Les bourrasques glacées figeaient l'humidité, couvrant trottoirs et maisons d'une pellicule blanche.
Le décor était hivernal à coup sûr et en cette période de vacances de Noël, les enfants guettaient le moindre flocon, les gants, bottes et traîneaux fins prêts à affronter les frimas pour quelques instants de glisse.

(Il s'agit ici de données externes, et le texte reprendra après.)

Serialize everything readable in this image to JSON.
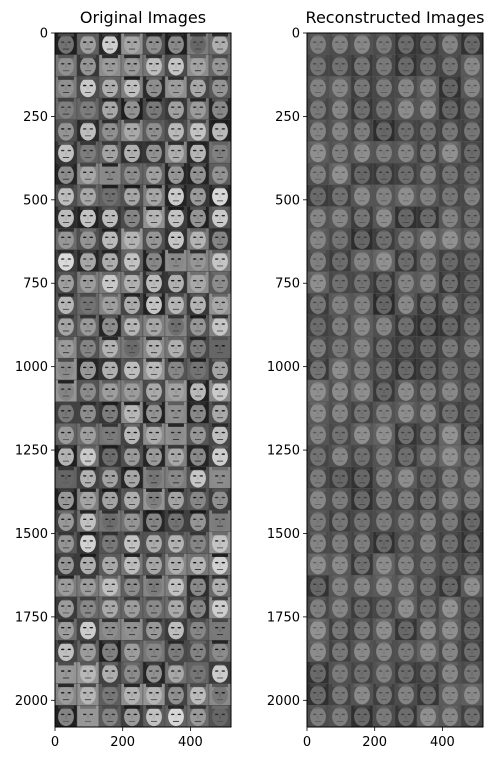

Il apparut timide, tâta l'air et se dit qu'il faisait vraiment trop froid. Il se ravisa, se gonfla de courage et se persuada qu'il était temps. Il fit un pas, puis deux, puis trois et il se jeta dans le vide. Une chute lente, vertigineuse, faite de hauts et de bas, d'écarts à gauche, de loopings à droite mais avec au fond du cœur la détermination du débutant.

Il vit de beaux paysages, des sommets, des vallées, des clochers, des toits, des arbres, des buissons, des chats, des oiseaux, des herbes gelées et le trottoir. Il s'assit dessus et se reposa un moment.
Le vent l'emporta et il le déposa sur le rebord du chapeau de madame Gertrude qui ne le vit pas.
Hugo, son neveu, sauta de joie en l'apercevant tout à coup sur la coiffe de la vieille dame :
- "Taty, Taty, il neige ! " et le petit flocon de neige fondit d'émotion.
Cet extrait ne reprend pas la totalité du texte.